Luis Antonio Carvalho, special advisor to the Brazilian Environment Minister, Izabella Teixeira, said: "It is true that the rural caucus representatives have much power, everybody knows that. Much of the GDP comes from the Brazilian agriculture and livestock. It is a sector of great importance for the country.
"The new proposal includes all the government's requirements. It sets out regulations to restore the land. It includes components such as social interest, public utilities and low environmental impact.
"But I think this is the best proposal that can come out for both sides. Environmental groups are concerned, but the rural caucus, on the other hand, are worried too. So it is clear that neither side will be satisfied with any code that the government approves."

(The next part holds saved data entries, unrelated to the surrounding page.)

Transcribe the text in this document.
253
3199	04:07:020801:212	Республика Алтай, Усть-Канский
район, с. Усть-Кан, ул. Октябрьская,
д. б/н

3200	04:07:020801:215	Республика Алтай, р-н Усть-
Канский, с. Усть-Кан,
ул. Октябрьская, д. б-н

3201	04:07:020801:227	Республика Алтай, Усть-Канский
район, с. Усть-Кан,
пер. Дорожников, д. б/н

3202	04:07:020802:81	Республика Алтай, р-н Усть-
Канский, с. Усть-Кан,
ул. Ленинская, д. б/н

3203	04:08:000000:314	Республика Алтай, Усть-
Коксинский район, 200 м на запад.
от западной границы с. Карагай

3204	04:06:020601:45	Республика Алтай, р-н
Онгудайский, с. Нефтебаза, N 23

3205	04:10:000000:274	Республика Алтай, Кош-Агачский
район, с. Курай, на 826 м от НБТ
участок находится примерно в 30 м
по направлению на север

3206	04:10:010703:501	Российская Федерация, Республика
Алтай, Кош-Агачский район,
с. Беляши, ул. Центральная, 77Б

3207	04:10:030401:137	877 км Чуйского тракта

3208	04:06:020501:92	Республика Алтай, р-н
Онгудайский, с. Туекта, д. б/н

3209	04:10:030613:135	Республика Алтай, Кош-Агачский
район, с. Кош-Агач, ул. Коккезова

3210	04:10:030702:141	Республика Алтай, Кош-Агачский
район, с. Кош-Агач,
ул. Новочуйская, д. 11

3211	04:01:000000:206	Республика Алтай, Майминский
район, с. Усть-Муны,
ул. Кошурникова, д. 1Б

Carvalho said farmers must keep 80% of their forested land -- they will only be able to clear 20% -- and may have to use some of their land for reforestation.
But farmers are worried about the future of their businesses and keen to modernize the existing code, which dates to 1965.
No-one from the Brazilian farmers' body, the CNA, which represents 2,300 rural trade unions, was available for comment but the group's website calls for a balanced approach that safeguards conservation and food production "because this production depends on the welfare and progress of the Brazilians."